Werden die Wetterbedingungen besser wie zurzeit, wagen wieder mehr Migranten und Flüchtlinge die Überfahrt von der Türkei nach Griechenland und riskieren dabei ihr Leben. Letzte Woche erst sind sieben Menschen vor Lesbos ertrunken, darunter zwei Kinder.
Ohne jegliche Infrastruktur
Der Afghane Hussein-Ali ist einer der Flüchtlinge. Zusammen mit seiner Frau und seinen zwei kleinen Kindern wohnt der 31-Jährige in einem Zelt ausserhalb des offiziellen Camps von Moria, im Olivenhain. Dort hat sich eine regelrechte Zeltstadt ohne jegliche Infrastruktur mit 1000 Menschen gebildet.
Ali lebt mit seiner Familie in einem kleinen Kunststoffzelt: «Mein Freund hat uns dieses zur Verfügung gestellt, denn ein eigenes haben wir nicht.» Man habe ihnen gesagt, dass das Lager voll sei und kein Zelt übrig sei.
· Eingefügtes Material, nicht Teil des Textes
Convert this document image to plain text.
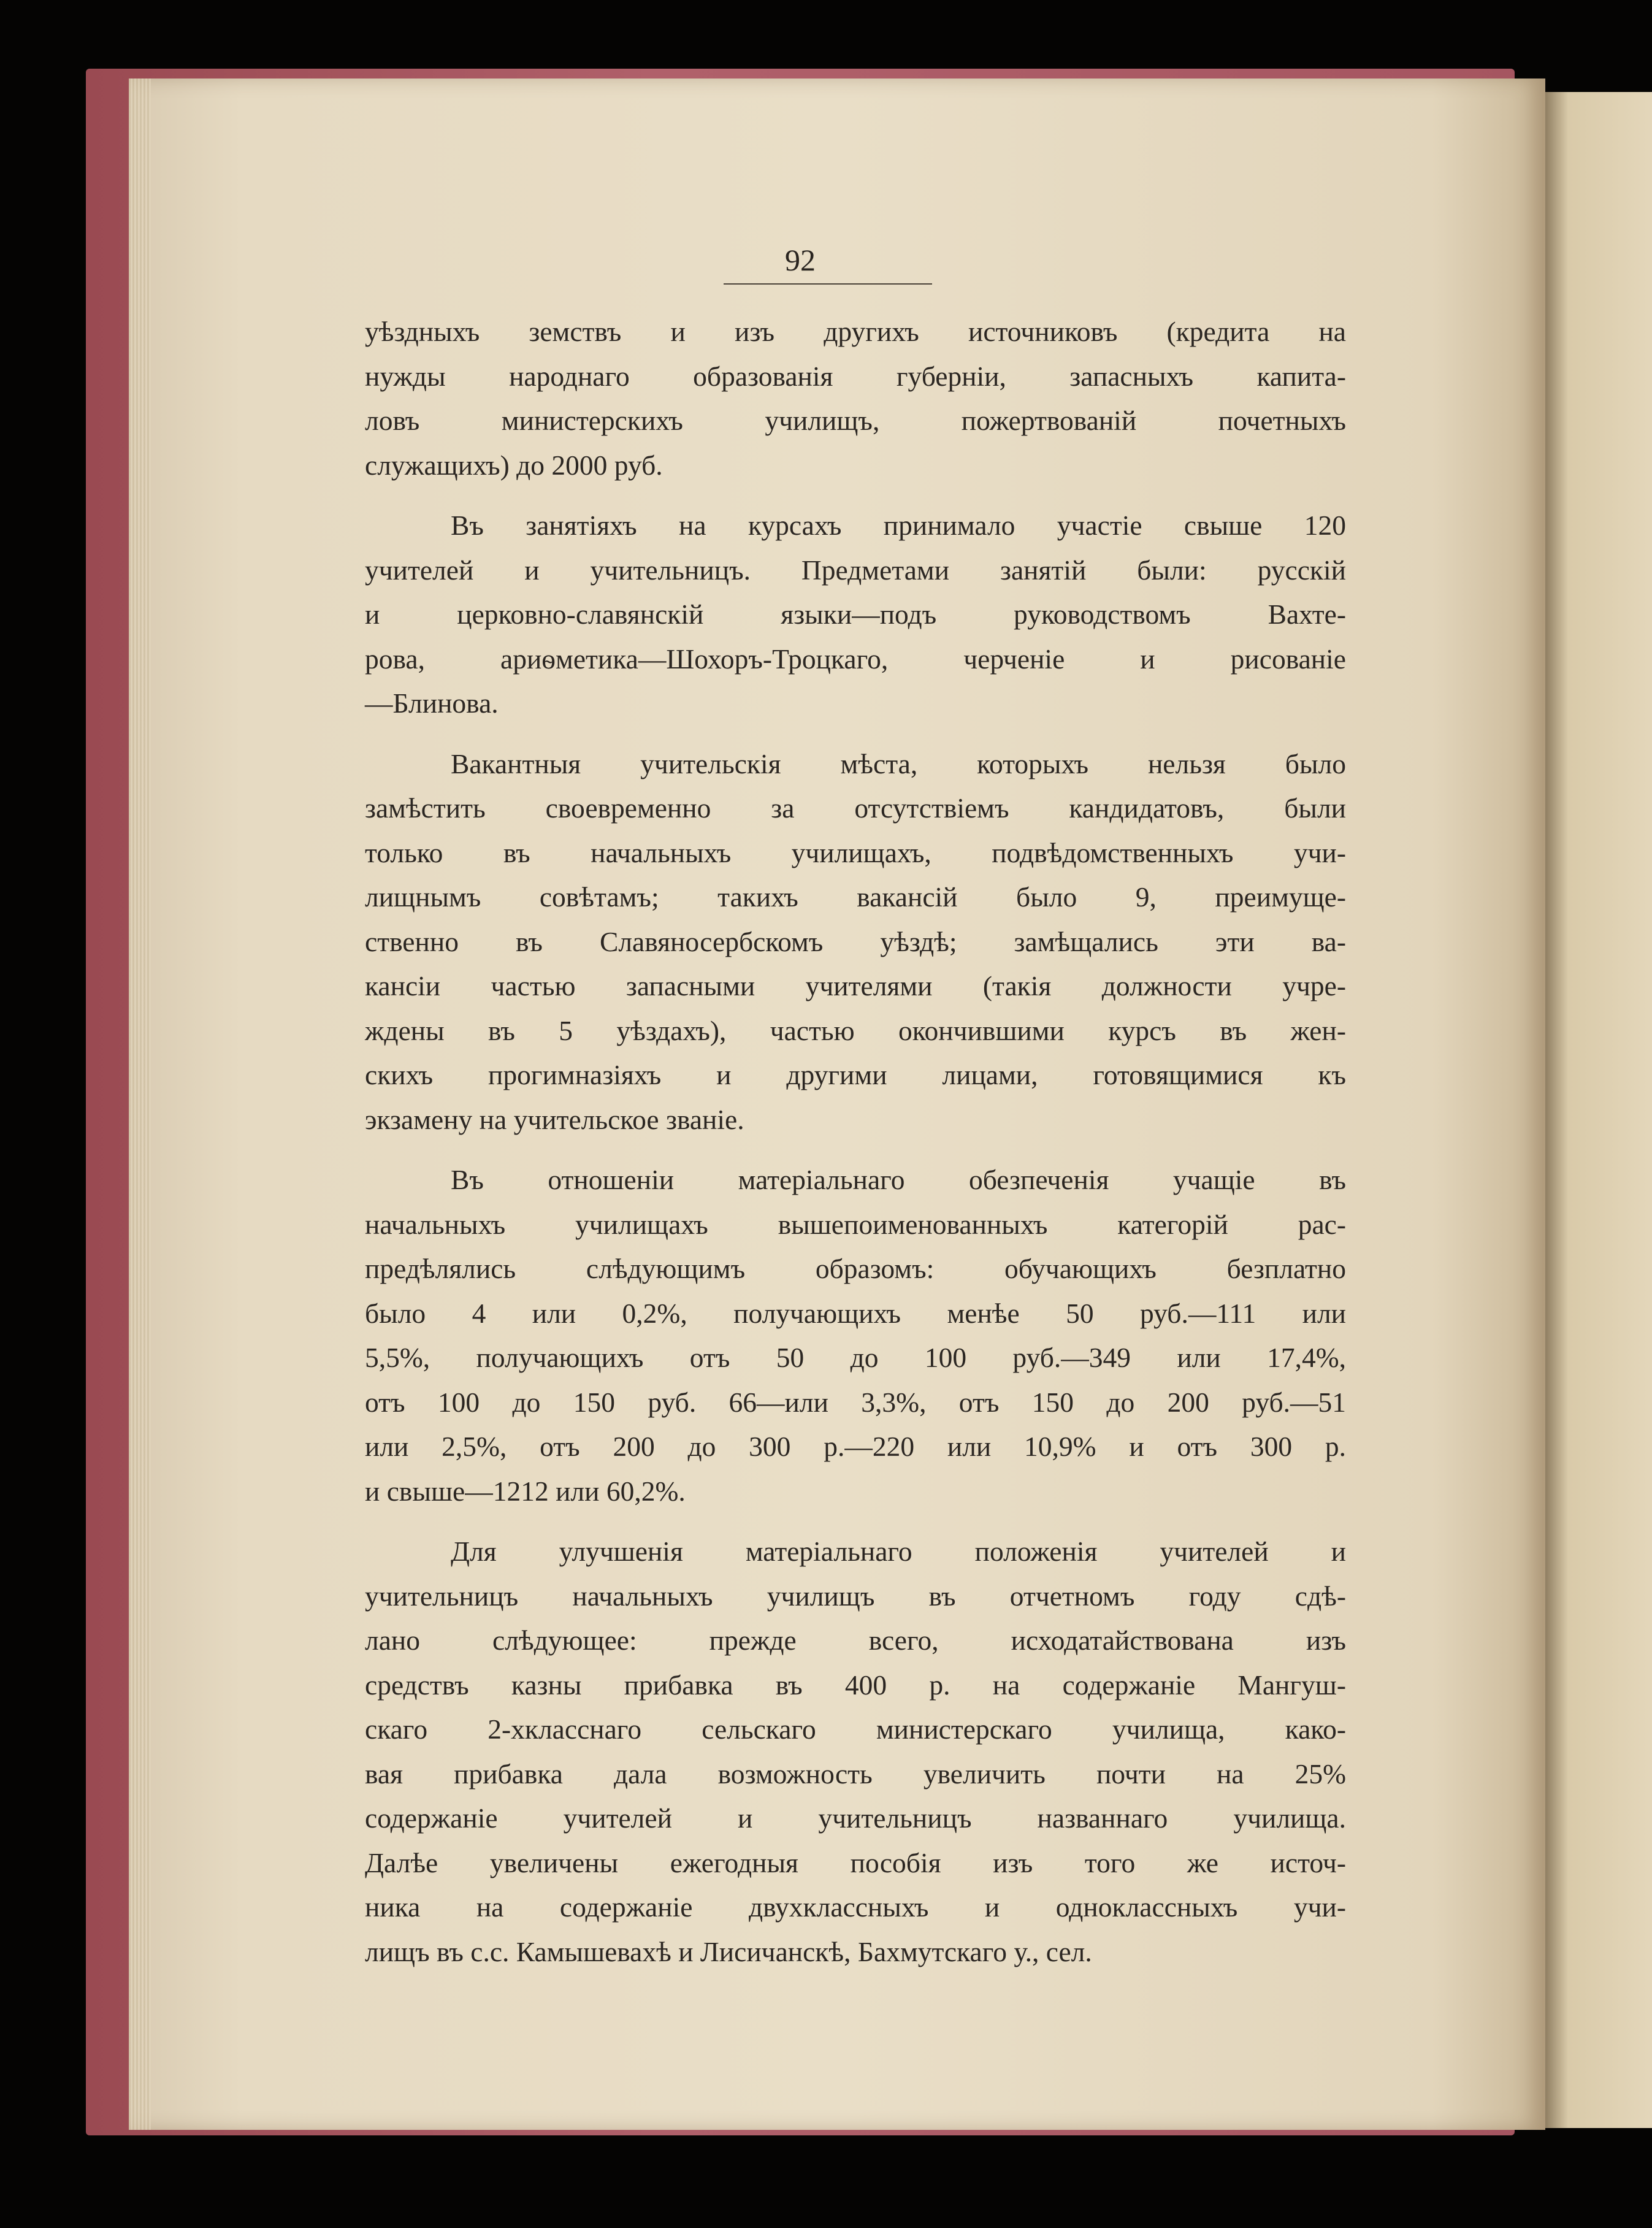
92

уѣздныхъ земствъ и изъ другихъ источниковъ (кредита на
нужды народнаго образованія губерніи, запасныхъ капита-
ловъ министерскихъ училищъ, пожертвованій почетныхъ
служащихъ) до 2000 руб.

Въ занятіяхъ на курсахъ принимало участіе свыше 120
учителей и учительницъ. Предметами занятій были: русскій
и церковно-славянскій языки—подъ руководствомъ Вахте-
рова, ариѳметика—Шохоръ-Троцкаго, черченіе и рисованіе
—Блинова.

Вакантныя учительскія мѣста, которыхъ нельзя было
замѣстить своевременно за отсутствіемъ кандидатовъ, были
только въ начальныхъ училищахъ, подвѣдомственныхъ учи-
лищнымъ совѣтамъ; такихъ вакансій было 9, преимуще-
ственно въ Славяносербскомъ уѣздѣ; замѣщались эти ва-
кансіи частью запасными учителями (такія должности учре-
ждены въ 5 уѣздахъ), частью окончившими курсъ въ жен-
скихъ прогимназіяхъ и другими лицами, готовящимися къ
экзамену на учительское званіе.

Въ отношеніи матеріальнаго обезпеченія учащіе въ
начальныхъ училищахъ вышепоименованныхъ категорій рас-
предѣлялись слѣдующимъ образомъ: обучающихъ безплатно
было 4 или 0,2%, получающихъ менѣе 50 руб.—111 или
5,5%, получающихъ отъ 50 до 100 руб.—349 или 17,4%,
отъ 100 до 150 руб. 66—или 3,3%, отъ 150 до 200 руб.—51
или 2,5%, отъ 200 до 300 р.—220 или 10,9% и отъ 300 р.
и свыше—1212 или 60,2%.

Для улучшенія матеріальнаго положенія учителей и
учительницъ начальныхъ училищъ въ отчетномъ году сдѣ-
лано слѣдующее: прежде всего, исходатайствована изъ
средствъ казны прибавка въ 400 р. на содержаніе Мангуш-
скаго 2-хкласснаго сельскаго министерскаго училища, како-
вая прибавка дала возможность увеличить почти на 25%
содержаніе учителей и учительницъ названнаго училища.
Далѣе увеличены ежегодныя пособія изъ того же источ-
ника на содержаніе двухклассныхъ и одноклассныхъ учи-
лищъ въ с.с. Камышевахѣ и Лисичанскѣ, Бахмутскаго у., сел.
Der Freund ist der 18-jährige Ali Reza, ebenfalls Afghane. Die Umstände in Moria seien unmenschlich. «Es sind einfach zu viele Menschen hier, das Camp ist überfüllt, die Toiletten dreckig, das Essen schlecht.»
Kinder würden unter diesen schlechten Lebensbedingungen am meisten leiden, sagt Kinderärztin Carola Buscemi von den Ärzten ohne Grenzen. In der provisorischen Containerklinik der Hilfsorganisation untersucht die 33-jährige Italienerin rund 60 Kinder am Tag.
Psychisch kranke Kinder
«Die meisten Kinder haben Virusinfekte, Atemwegserkrankungen oder Magendarmerkrankungen. Bei so vielen Menschen auf engstem Raum übertragen sich die Viren schnell.»
Besonders schockierend ist für Buscemi, dass immer mehr Kinder psychisch erkranken. Diese Kinder seien vorbelastet, hätten in ihrer Heimat und auf der Reise Schlimmes erlebt, aber stets die Hoffnung auf ein besseres Leben gehabt. «Dann erreichen sie Moria und die Hoffnung, die sie hatten, geht zugrunde.»
Diese Bedingungen seien kein Zufall, glaubt die Menschenrechtsaktivistin Lorraine Lead. Die US-Amerikanerin engagiert sich seit über zwei Jahren im Support-Centre Mosaik und hilft den Geflüchteten von Moria in ihrem Asylverfahren.
Die Bedingungen im Camp sollen ein klares Signal an die Flüchtlinge und Migranten ausstrahlen: «Moria wird bewusst in dieser Verfassung gehalten. Das ist Teil der europäischen Flüchtlingspolitik und soll der Abschreckung dienen.»
Es sei der erste Ort, an dem die Flüchtlinge ankämen und sie wüssten schon vor ihrer Ankunft, wie schlecht es dort sei. Aber: «Dieser Ansatz funktioniert nicht, die Menschen kommen nach wie vor. Es bildet sich nur ein Slum am Rande Europas.»
«Ich möchte ins echte Europa»
Das griechische Migrationsministerium weist jede Verantwortung von sich. Das Lager habe nun mal eine begrenzte Kapazität. Es sei für 3100 Menschen ausgelegt, sagt Vize-Campmanager Dimitris Vafeas. Langfristig könne es nur eine Lösung geben: «Es muss eine Umverteilung der Flüchtlinge geben. Griechenland kommt mit der Zahl der ankommenden Menschen einfach nicht klar.»
Schliesslich würden die meisten Flüchtlinge Griechenland nach wie vor als Zwischenstopp sehen. Hier bleiben wolle kaum jemand. Auch Hussein Ali nicht: «Ich möchte weiter, und zwar ins echte Europa, damit meine Kinder eine Zukunft haben.» Doch einen legalen Weg nach Zentraleuropa gibt es für ihn nicht. Eine Weiterreise würde bedeuten, dass er und seine Familie sich wieder in die Hände der Schlepper begeben müssten.